Lamborghini launched their new Huracan GT3 Evo car at the last round of the Blancpain Endurance Series at the Nurburgring at the end of the 2018 season. By the last round of the 2019 season, the manufacturer was celebrating race wins at Daytona and Sebring at the start of the year, the Blancpain GT World Challenge Europe title, the Blancpain Endurance title, and the overall Blancpain title for the combination of the two series. To say that this has been a successful debut year is something of an understatement.

The list of changes to the Lamborghini Huracan GT3 Evo compared to the previous model is extensive; a new roll cage, new and more efficient aero, a new power steering system, a new engine, and new suspension design to make it more comfortable for the gentleman driver, as well as elongate tyre life in the endurance races.


There were many areas of the car that were further improved, from the lower bar of the roll cage to allow easier access for the drivers during quick change overs to more headroom for the taller drivers has been considered for comfort. Mandatory foam was added to the driver’s door for safety, but the anti-intrusion panels were not introduced; they were only for new cars.

Working with Dallara in its 40% wind tunnel, the car underwent extensive aero development work to make the car more predictable, in high and low speed cornering. ‘We moved the aero balance plus 10% to the front, so we worked on stability and pitch sensitivity,’ says Leonardo Galante, Technical Responsible for Motorsport at Lamborghini. ‘That means that when you have such aero, you have to create in the driver the feeling that even with car movement the aero position doesn’t change too much.’
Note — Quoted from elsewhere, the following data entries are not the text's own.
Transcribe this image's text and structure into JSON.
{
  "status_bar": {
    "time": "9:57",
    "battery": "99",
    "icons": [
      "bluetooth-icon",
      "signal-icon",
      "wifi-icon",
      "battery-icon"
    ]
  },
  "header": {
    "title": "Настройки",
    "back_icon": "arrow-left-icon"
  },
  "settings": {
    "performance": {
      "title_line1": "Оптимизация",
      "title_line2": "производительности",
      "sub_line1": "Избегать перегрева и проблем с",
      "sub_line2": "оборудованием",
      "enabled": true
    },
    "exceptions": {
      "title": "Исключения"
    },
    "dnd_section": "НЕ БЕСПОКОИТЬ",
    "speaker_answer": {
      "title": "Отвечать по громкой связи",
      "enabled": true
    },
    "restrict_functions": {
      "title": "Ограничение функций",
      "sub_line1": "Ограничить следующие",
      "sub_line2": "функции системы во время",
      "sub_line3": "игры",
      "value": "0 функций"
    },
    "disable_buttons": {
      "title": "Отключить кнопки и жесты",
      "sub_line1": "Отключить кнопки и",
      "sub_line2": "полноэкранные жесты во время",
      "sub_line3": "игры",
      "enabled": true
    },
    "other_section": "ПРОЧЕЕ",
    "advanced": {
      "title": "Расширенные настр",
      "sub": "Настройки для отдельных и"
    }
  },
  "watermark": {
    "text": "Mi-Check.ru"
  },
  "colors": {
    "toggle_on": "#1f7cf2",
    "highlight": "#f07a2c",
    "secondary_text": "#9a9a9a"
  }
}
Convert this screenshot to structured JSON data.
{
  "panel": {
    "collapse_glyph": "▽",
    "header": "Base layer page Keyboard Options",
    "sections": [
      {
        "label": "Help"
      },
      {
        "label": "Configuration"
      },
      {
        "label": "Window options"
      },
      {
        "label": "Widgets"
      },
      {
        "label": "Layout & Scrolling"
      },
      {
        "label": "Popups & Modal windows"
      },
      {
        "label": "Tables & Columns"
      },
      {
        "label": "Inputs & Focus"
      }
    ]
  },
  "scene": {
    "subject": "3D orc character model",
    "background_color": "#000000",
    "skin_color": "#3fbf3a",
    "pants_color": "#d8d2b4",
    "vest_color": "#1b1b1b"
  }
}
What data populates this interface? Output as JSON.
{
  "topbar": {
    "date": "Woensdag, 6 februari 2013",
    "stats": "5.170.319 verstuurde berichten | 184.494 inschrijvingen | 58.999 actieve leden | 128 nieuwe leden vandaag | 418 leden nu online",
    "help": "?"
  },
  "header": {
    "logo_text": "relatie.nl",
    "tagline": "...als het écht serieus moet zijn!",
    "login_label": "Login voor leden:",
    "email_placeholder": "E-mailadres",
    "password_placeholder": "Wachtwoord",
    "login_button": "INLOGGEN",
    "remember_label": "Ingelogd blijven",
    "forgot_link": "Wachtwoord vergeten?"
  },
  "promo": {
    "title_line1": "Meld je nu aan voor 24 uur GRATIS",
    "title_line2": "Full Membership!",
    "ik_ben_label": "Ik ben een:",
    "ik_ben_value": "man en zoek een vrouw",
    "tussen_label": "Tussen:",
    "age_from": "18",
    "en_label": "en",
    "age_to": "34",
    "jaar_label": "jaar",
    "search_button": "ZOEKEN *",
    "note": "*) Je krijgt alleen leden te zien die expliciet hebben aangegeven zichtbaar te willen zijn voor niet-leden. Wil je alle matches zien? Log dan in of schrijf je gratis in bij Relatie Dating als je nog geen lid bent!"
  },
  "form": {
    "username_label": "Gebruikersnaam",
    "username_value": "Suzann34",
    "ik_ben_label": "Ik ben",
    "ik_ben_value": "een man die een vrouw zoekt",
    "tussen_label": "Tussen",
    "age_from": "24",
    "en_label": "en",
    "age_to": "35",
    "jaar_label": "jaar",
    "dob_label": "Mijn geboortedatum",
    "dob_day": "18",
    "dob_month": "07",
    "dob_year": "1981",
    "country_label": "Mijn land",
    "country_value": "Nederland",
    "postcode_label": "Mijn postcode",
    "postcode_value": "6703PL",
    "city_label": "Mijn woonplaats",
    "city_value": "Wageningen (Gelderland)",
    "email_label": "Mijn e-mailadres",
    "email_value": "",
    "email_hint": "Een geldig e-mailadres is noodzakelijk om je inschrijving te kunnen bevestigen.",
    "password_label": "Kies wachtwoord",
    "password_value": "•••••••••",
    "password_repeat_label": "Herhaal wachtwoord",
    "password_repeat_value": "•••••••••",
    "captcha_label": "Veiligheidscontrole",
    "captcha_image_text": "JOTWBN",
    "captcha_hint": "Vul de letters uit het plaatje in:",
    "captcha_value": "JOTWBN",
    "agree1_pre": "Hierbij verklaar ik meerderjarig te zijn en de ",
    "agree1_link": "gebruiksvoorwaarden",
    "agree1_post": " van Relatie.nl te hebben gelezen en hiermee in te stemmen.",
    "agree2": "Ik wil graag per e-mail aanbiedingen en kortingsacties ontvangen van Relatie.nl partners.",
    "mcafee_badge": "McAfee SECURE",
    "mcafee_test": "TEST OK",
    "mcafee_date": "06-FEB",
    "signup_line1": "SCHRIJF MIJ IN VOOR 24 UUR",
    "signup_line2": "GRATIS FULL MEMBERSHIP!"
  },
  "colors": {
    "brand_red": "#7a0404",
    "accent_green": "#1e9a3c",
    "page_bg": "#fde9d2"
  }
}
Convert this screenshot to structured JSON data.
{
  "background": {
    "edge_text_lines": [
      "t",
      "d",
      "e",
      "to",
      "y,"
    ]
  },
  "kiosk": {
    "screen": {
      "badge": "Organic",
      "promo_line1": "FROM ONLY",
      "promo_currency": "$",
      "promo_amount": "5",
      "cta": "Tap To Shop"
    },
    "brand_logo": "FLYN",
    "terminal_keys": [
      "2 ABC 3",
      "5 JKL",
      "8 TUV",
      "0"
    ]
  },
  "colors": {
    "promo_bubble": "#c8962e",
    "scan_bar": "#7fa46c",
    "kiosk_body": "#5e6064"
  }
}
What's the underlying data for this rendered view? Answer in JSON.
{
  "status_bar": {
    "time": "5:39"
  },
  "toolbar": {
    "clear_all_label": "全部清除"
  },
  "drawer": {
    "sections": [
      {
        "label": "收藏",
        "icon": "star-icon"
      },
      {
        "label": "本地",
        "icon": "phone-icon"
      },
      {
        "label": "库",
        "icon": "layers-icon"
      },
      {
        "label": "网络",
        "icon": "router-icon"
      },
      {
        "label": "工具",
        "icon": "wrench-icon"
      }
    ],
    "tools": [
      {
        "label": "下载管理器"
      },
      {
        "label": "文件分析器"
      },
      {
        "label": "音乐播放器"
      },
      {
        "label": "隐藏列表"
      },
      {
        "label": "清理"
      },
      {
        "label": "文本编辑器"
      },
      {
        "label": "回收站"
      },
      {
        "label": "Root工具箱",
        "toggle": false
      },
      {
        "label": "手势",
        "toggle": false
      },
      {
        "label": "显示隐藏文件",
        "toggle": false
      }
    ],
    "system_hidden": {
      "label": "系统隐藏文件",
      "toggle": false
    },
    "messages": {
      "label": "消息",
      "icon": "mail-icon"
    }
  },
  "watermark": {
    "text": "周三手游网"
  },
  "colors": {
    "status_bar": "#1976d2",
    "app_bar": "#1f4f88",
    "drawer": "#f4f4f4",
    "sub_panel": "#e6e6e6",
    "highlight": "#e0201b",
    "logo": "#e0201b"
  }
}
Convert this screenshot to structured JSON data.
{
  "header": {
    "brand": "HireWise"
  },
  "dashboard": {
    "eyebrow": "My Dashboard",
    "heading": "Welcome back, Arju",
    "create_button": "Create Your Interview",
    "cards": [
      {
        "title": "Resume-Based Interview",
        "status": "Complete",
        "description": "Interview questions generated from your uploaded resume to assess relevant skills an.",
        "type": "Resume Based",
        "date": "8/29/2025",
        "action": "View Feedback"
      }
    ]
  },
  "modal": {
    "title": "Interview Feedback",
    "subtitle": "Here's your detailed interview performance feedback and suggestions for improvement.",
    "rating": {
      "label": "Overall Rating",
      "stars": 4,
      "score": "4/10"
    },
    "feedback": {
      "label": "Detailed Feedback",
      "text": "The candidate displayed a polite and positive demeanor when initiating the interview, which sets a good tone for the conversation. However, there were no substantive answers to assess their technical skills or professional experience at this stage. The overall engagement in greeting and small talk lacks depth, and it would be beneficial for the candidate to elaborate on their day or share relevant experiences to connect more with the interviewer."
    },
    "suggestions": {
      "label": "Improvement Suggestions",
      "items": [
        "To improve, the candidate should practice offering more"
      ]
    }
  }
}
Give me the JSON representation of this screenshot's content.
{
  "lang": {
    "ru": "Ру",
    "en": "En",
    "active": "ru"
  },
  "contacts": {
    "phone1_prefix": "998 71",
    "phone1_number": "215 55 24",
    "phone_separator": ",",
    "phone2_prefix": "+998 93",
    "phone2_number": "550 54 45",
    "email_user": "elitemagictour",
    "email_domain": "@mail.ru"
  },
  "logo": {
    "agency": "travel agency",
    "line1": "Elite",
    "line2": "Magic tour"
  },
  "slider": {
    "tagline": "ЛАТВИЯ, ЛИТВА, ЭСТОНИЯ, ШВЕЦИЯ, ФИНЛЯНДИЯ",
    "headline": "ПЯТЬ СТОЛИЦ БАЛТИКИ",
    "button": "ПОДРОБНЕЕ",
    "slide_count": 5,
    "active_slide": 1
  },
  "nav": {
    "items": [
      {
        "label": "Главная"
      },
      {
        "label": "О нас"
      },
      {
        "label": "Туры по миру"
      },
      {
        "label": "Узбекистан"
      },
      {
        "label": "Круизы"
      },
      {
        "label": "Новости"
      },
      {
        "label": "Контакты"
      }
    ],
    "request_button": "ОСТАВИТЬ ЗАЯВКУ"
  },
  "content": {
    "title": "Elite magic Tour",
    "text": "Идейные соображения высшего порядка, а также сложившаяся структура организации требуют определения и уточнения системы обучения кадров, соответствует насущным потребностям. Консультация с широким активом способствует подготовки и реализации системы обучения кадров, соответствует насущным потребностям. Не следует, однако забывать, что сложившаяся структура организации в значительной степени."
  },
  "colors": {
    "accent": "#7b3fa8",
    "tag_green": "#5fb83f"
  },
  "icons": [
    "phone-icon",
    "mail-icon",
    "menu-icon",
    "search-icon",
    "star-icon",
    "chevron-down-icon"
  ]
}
One of the key changes was the design of the rear wing, which is stiffer, and has a twist in its chord to accommodate the different airflow from the side and over the top of the car. ‘Basically there is some internal structure like the wing of an aeroplane, so lightweight and very stiff,’ says Galante. ‘The previous wing had different technology and we had a little quality problem with this construction, so we improved the construction itself, which avoids aero elasticity, to keep the downforce and stability where you want.’


Modifications to the engine give more low-end power, and greater efficiency, but the key to the modifications is the rear suspension design. A new hub and upright means that the driveshaft can be changed from the car without touching the rear suspension itself. Five bolts would see the driveshaft released, and slid through the hub. ‘if you have some problem with the drive shaft you can extract everything, so five bolts and the whole drive shaft comes off without touching the suspension,’ says Galante. ‘That is nice.’